Он сказал это громко, на весь вестибюль, и за столом звонко прыснули, и звонче всех курносая девушка, которой, как видно, белобрысый парень хотел понравиться, и она это чувствовала, оттого и смеялась легко и неудержимо. Анна Семеновна услышала, остановившись в начале коридора, и Поликарп Иванович услышал, прикрыл дверь и пошел к столу. Он приподнял палку, подбрасывая ее на ходу и пропуская по ладони, пока не схватил и не сжал за тонкий конец.
За столом притихли.
Белобрысый парень встал, откачнулся невольно.
– Поликарп Иваныч! – испуганно крикнула Анна Семеновна.
Он ударил палкой по столу так, что карты подпрыгнули, и несколько штук слетело на ковер. Звук от удара получился громкий, Анна Семеновна вздрогнула.
Белобрысый парень хотел что-то сказать, но вскочил внушительный сосед, загородил и оттолкнул его.
– Поликарп Иваныч! – повторила Анна Семеновна.
Курносая девушка закричала:
– Дедушка, вас зовут!
Он повернулся, не сказав ни слова, и пошел.
Анна Семеновна повела его в свою комнату, благо не было соседок, усадила в мягкое кресло и попросила успокоиться. Она налила ему валокордина, разбавила водой из кувшина, заставила выпить.
– Хлюст! – наконец выдавил сквозь зубы Поликарп Иванович.
А она сказала, что вот пойдут молодые люди к главврачу, пожалуются, что они открывают балконную дверь на втором этаже и устраивают сквозняки, а ведь не лето, и еще прибавят, что чуть-чуть не убили палкой одного, а главврач возьмет и выпишет нарушителей из санатория…
– И пусть, – сказал Поликарп Иванович, – у меня дома хорошая комната.
– И у меня тоже хорошая комната, – сказала она, чтобы поддержать его.

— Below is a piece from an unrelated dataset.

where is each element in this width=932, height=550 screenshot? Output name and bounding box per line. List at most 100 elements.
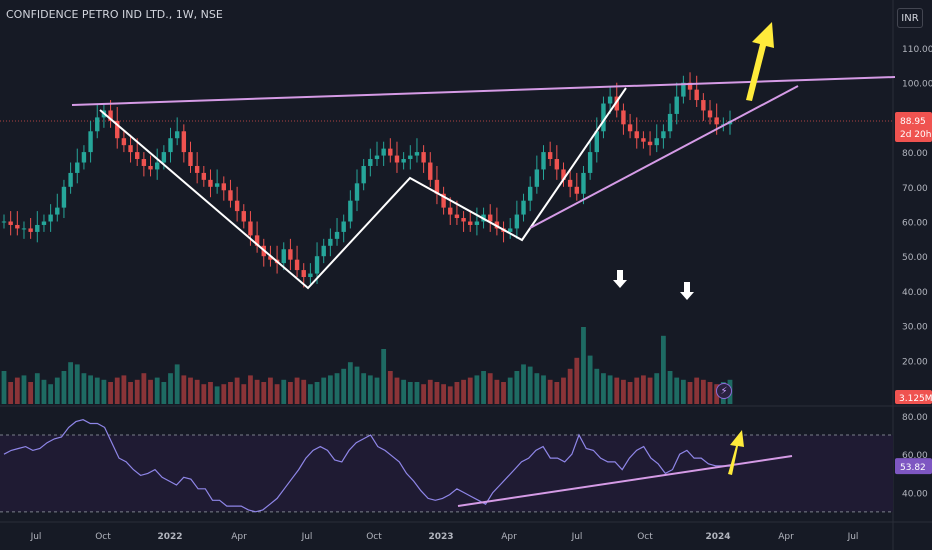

Он смотрел на нее и опять улыбнулся.
– Давайте жить вместе.
Она засмеялась, но он смотрел на нее все так же, и глаза ждали серьезного ответа. И она сказала смеясь:
– Ой! Да что вы такое говорите!
– Вы не думайте, – сказал он, – я все умею сам делать. Даже стирать. И по магазинам хожу. Будете посылать меня. Все умею! Я…
Он замолчал и развел руками, словно искал какие-то слова.
– Зачем же я вам тогда? – спросила она.
– Я вас буду защищать, – ответил он так же просто, как просто она спросила.
– Нет, – сказала она, вдруг засмущавшись и стыдливо заморгав глазами. – Никто на меня не нападет, и защищать меня ни от кого не надо.
– Ну, ладно… А на финских санках хотите попробовать?
– Спасибо, – сказала она. – Я боюсь. Упаду еще.
– Встанете и отряхнетесь, – сказал он. – Я помогу…
Но, когда они взяли санки и покатили их к лесу, она решительно потребовала:
– Я одна. С вами – ни за что.
Она стеснялась поставить ногу на полоз, стеснялась толкнуться другой ногой, стеснялась, что стояла у санок, а попробовать хотелось, и она повторяла:
– С вами не пойду!
– Ну, – сдался он, – идите одна, идите. Самое главное… не бойтесь!
И она одна покатила санки в лес, а он зашагал назад, не оглядываясь, и только брызги снега разлетались в стороны от его «палицы».
Санки не слушались ее, тыкались в сугробы, выпрыгивали из-под ног. Но она была упрямая и старалась проехать хоть немного. Встречные лыжники оглядывались на нее удивленно и весело, и ей становилось все веселее. Один помог ей подняться, когда она упала… «Ни за что не признаюсь своему кавалеру», – подумала она. Но, вернувшись, сразу крикнула Поликарпу Ивановичу, который ждал ее в парке:
– Три раза свалилась!
После обеда он отправился отдыхать, в санатории был «тихий час», а она снова вышла в парк. Санки ее стояли на площадке у корпуса. Здесь все оставляли санки и лыжи, чтобы покататься перед вечером.
Снег розовел: зимнее солнце садилось рано.
Она немного откатила санки, встала ногой на полоз и поехала. Получалось уже лучше.
В лесу дорога перекатывала через бугор на открытом месте, и, взобравшись на бугор, она остановилась передохнуть и оглянулась. Большое солнце висело на небосводе четким кругом. Красное-красное. К вечеру мороз покрепчал, стало поскрипывать под ногами, но солнце было еще теплым. Глаза смотрели на него, сколько хочешь… Деревья вокруг не шевелились, застыв в безветрии… Только галки черными точками промелькнули в круге солнца и скрылись за березой. Она посмотрела на другую березу, поближе. Льдистые ветки порозовели под солнечным лучом и потухли.
«Тихо как!» – подумала она и опустила взгляд.
Под березой путались мелкие заячьи следы…
Было хорошо и грустно. Так грустно, что сдавило сердце. Она встала валенком на полоз и покатилась, все быстрее отталкиваясь от скрипучего снега, как будто страшная грусть могла отстать от нее.